In other words, the report’s co-authors don’t draw the line at whether or not there’s a subscription element, but at whether or not pricing is tied to product consumption behavior. And while companies sometimes charge based on company size, functionality, services, or other factors, this is more blatantly opposed to seat-based pricing.
Momentum behind the shift
According to OpenView, one of the factors driving this shift is that “seats” often make less sense than they used to. Referring to the growing number of startups whose solutions revolve around automation, AI or APIs, Poyar noted that “in none of those cases does the value a customer receives tie directly to how many individual humans are logging in.”
“In fact,” he added, “it might even be negatively correlated: when AI can automate tasks, the more successful the solution is, the fewer people need to be logging in. So seats are just an outdated way of charging, and don’t allow a company to either communicate value or invest in features that would add more value.” While Poyar admitted that “it’s not every company,” he also pointed out that these types of businesses account for a large portion of public companies.

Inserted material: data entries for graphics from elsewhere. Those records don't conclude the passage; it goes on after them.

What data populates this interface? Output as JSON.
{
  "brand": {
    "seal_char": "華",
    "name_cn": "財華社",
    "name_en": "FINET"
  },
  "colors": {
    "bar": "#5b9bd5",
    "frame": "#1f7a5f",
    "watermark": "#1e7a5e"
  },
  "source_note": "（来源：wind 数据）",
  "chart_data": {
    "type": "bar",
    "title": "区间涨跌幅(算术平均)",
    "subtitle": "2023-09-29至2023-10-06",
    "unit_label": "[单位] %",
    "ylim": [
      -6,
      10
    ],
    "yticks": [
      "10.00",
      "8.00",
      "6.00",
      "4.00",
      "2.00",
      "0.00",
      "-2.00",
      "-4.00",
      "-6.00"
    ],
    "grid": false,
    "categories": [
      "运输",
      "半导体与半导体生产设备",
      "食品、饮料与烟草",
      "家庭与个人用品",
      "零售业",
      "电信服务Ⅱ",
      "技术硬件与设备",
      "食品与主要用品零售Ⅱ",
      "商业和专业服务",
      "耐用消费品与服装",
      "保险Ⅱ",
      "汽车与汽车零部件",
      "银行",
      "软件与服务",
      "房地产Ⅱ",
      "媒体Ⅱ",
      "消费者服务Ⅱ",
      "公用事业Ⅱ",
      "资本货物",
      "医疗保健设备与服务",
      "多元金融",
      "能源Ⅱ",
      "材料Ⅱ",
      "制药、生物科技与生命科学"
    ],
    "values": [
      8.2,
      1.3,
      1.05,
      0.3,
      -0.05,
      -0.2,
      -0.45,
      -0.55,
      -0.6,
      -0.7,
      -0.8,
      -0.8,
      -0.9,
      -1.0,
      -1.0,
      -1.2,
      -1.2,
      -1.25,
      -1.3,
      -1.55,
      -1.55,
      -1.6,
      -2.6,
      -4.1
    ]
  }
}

This might explain another shift Poyar described: many companies that go public “are calling out usage-based models and making it a focus of their S-1s or of their investor materials.” Previously, “there used to be a fear that investors would penalize them for a usage-based model, because there was a fear that it wasn’t recurring revenue, and it wasn’t predictable. [ … ] Whereas now, a usage-based revenue model is seen as a competitive advantage, and a driver of long-term growth.”